А когда на широкую батину ладонь попадал малышка и батя подбрасывал его под потолок, трудно было понять: кому из них приятнее?

— Ну, ну, отец, подкидывай всех подряд, — говорила мама. — Право, ты и сам глядишься как малое дитя…

Но когда было надо, мог он крепко постоять за свое потомство. И как-то выходило всегда так: если беда с детьми приключится, он, словно чуя неладное, тут же появлялся на выручку.

Однажды от молнии загорелся на лугу стог барского сена. Поначалу охватило его пламя, а потом сникло — дым повалил. Мы — да к стогу: как не полюбоваться таким редкостным зрелищем. Не беда, что и дождь брызгал. Но тут же к стогу подлетел и управляющий имением на буланом жеребце. И, ни слова не говоря, начал работать увесистой ременной плеткой.

Мы — врассыпную. Но далеко ли улепетнешь от такого наездника. Он настигал нас поодиночке и все злее полосовал плеткой.

— А, молодчики-поджигатели! Будете знать у меня!

Его жеребец, казалось, вот-вот готов был нас вовсе стоптать. Глаза у него налились кровью, с удил пена брызжет.

Но вдруг, с какой стороны, мы и не заметили, появился батяня. И управляющий оказался поверженным на землю. А батя, размахивая его же плеткой, выкрикивал:

— Да я тебе такую Кузькину мать покажу! Век не забудешь!
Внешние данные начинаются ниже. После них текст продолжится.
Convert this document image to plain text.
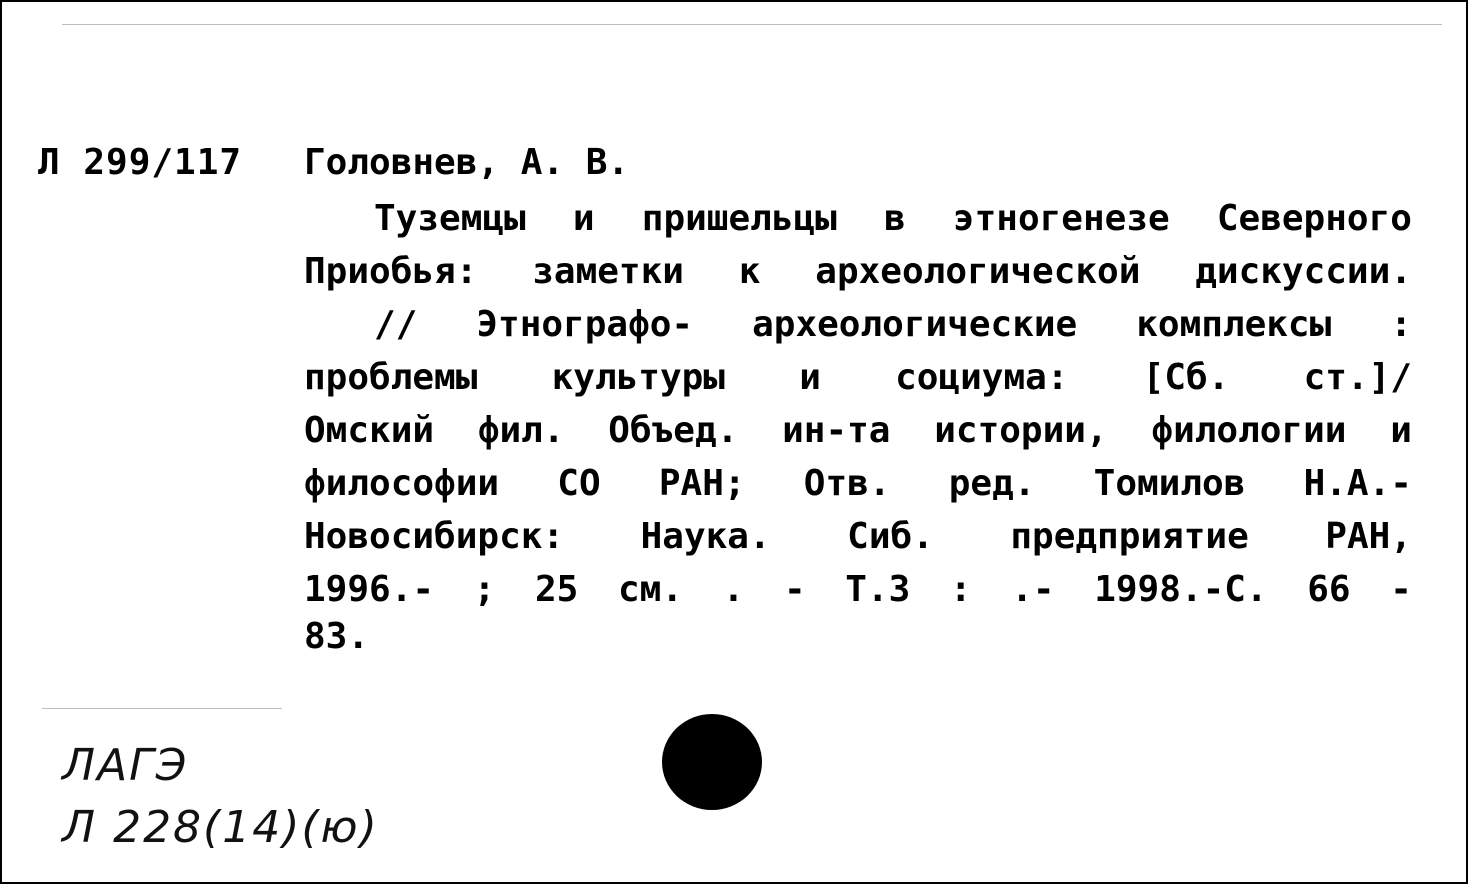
Л 299/117 Головнев, А. В.
Туземцы и пришельцы в этногенезе Северного
Приобья: заметки к археологической дискуссии.
// Этнографо- археологические комплексы :
проблемы культуры и социума: [Сб. ст.]/
Омский фил. Объед. ин-та истории, филологии и
философии СО РАН; Отв. ред. Томилов Н.А.-
Новосибирск: Наука. Сиб. предприятие РАН,
1996.- ; 25 см. . - Т.3 : .- 1998.-С. 66 -
83.
ЛАГЭ
Л 228(14)(ю)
Наш истязатель, елозя на коленях и защищая руками голову, умолял:

— Стой, Григорьич! На всю жизнь уроком будет…

Большун нам скомандовал:

— Пошли, ребята, бате подможем.

Но наша помощь не понадобилась. Батя встряхнул управляющего и поставил на ноги.

— Ну то-то ж, бродяга! — промолвил он с хрипотцой. — За детишек сничтожу. Нашел, с кем в войну играться…

Управляющий вскинулся на жеребца, злобно глянул на батю и был таков. А мы, сгрудившись в одну стайку вокруг отца, удалились к себе в хату. Батяня сказал:

— Ох, беды с вами наживешь. Недаром говорят в народе: с сильным не дерись, с богатым не вяжись. — И, подумав, неожиданно добавил: — Да и то сказать — черт те нес на дырявый мост…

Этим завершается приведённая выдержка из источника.